LAWS(ALL)-1987-11-34

SUKKHAN Vs. STATE OF UTTAR PRADESH

Decided On November 23, 1987
SUKKHAN Appellant
V/S
STATE OF UTTAR PRADESH Respondents

JUDGEMENT

(1.) Taken up for final disposal. No one appears on behalf of the applicants. But I have heard the learned counsel for the State.

(2.) It appears that Irfan Au who was the first-informant in this case, was examined in Court on 23/7/1986. Thereafter further evidence continued and in the meanwhile and affidavit was placed on the record of the case purporting to have been sworn by the same Irfan Ali on 12/9/1986 through which he denied having seen the occurrence and hence his status as that of an eye-witness. In the light of this affidavit, an application was moved on behalf of the accused persons before the learned VI Additional Session I Judge. Bulandshahar on 6/5/1987 requesting the re-summoning of Irfan Ali for further cross-examination and confrontation with this affidavit under the provisions of section 311 of the Code of Criminal Procedure. By II rather too short order consisting of a single word Rejected, the learned VI Additional Sessions Judge disposed of this petition on 12.5.1987 and this has given rise to the present revision.

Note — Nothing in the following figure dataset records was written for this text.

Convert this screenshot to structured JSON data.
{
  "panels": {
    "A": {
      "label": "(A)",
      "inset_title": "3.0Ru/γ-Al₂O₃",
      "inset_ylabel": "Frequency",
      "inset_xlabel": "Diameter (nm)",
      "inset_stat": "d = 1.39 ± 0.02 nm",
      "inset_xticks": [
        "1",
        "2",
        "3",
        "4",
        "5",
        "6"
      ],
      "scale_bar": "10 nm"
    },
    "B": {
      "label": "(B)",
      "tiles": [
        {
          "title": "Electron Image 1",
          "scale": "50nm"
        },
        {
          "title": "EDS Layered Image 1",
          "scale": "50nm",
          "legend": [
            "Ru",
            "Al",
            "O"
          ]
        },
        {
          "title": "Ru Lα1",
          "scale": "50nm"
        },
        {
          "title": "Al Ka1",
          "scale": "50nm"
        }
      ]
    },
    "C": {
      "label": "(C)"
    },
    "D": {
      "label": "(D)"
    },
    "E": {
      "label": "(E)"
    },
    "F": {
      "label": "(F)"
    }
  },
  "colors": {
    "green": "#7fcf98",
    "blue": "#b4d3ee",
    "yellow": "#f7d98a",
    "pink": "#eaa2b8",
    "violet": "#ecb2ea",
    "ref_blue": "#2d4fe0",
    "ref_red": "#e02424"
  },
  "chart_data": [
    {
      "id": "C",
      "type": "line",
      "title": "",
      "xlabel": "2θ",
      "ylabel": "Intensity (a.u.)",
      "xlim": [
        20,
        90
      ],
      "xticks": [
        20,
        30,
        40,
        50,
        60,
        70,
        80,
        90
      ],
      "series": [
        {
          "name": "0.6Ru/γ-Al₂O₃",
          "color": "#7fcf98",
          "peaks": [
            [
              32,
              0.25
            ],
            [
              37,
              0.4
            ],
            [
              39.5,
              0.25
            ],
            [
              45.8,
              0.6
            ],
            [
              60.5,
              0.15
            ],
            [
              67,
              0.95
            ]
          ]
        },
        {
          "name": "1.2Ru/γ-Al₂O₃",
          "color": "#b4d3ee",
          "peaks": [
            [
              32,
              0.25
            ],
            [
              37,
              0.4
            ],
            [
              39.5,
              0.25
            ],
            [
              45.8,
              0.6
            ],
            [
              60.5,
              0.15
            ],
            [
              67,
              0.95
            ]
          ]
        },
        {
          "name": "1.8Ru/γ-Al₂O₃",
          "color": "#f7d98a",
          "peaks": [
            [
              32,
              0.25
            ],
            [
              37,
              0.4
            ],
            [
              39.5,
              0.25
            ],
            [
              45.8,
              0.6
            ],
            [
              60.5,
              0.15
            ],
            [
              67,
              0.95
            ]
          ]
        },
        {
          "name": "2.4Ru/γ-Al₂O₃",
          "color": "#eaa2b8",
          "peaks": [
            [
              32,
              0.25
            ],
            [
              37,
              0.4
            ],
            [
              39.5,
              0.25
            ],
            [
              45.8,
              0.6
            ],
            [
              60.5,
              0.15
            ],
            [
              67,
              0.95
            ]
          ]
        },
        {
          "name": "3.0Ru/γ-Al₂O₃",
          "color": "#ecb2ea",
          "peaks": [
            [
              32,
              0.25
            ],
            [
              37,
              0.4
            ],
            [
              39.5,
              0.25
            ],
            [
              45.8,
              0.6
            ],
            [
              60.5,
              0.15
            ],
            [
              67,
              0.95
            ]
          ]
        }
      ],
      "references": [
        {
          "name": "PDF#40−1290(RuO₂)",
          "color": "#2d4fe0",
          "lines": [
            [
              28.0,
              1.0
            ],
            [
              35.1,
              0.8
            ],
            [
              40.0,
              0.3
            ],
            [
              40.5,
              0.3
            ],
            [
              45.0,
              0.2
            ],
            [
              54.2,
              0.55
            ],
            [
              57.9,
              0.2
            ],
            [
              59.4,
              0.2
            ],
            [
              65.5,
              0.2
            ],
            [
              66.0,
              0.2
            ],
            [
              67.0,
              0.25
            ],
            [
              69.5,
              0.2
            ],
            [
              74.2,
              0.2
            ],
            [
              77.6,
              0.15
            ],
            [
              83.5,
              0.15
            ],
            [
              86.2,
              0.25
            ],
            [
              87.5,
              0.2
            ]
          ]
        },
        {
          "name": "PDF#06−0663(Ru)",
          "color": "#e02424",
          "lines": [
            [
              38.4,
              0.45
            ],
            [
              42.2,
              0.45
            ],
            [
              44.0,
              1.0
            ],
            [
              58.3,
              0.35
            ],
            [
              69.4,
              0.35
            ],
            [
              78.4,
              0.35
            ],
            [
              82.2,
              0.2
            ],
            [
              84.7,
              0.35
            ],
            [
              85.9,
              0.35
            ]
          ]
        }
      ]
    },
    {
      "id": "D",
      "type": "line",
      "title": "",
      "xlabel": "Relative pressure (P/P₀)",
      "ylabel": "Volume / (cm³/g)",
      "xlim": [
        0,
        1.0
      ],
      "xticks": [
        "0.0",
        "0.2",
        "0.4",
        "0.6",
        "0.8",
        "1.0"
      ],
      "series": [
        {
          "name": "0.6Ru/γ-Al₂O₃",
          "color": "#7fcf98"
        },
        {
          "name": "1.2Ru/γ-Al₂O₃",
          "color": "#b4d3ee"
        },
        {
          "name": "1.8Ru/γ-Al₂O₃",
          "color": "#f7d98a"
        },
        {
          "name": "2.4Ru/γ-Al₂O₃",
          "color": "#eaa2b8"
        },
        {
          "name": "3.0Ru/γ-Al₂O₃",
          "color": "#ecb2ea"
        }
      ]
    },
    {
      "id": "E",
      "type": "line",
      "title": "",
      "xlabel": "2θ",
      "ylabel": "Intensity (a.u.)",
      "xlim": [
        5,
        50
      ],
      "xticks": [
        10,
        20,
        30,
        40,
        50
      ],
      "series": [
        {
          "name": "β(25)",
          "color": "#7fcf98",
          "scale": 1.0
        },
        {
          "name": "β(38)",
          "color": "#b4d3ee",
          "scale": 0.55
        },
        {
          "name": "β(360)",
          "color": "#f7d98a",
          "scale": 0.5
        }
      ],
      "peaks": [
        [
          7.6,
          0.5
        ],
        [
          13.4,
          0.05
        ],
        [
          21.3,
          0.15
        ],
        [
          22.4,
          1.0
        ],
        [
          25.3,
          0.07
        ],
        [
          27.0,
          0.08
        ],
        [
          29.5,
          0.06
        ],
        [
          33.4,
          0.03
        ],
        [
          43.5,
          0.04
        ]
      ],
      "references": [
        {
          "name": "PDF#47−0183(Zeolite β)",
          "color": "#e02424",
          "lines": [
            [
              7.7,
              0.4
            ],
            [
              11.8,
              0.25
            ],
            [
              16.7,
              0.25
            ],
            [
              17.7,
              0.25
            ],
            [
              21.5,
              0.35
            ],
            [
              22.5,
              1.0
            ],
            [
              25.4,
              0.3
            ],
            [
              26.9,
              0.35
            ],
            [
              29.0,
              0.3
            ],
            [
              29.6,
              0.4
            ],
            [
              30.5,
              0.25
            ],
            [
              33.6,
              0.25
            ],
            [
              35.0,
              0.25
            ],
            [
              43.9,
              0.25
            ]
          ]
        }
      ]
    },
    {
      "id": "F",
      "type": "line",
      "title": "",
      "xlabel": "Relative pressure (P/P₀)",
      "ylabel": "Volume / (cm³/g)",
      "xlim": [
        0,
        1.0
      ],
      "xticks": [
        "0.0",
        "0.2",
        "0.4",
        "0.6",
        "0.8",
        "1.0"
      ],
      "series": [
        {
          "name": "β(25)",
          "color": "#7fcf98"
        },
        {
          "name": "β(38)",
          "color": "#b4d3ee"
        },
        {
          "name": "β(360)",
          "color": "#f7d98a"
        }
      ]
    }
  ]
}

(3.) The Sessions Trial No. 555 of 1985 (State v. Sukkhan and others) was very much in progress and now it has been stayed because of the pendency of this revision. I feel that the order passed by the learned VI Additional Sessions Judge, Bulandshahar besides being perfunctory and non- speaking order is actually no order in the eye of law. Even on merits this order could not be treated to be of any value. If the fact was brought to the notice of the learned Court below that one of the main witnesses of this case namely Irfan Ali son of Mohd. Farahim had filed an affidavit in the Court on 12/9/1986 saying what he had not seen the occurrence and thus the affidavit was clearly in contradiction with his earlier stand taken on 23/7/1986 when he appeared in Court and made the statement on oath and tried to prove the prosecution case; it was only very natural and proper that he should have been summoned afresh under section 311 of the Code of Criminal Procedure and confronted with this affidavit and liven an opportunity to explain his behavior. This was more so necessary in order to remove any prejudice that might be caused to the accused persons in view of his earlier testimony on 23/7/1986 and his subsequent affidavit dated 12/9/1986.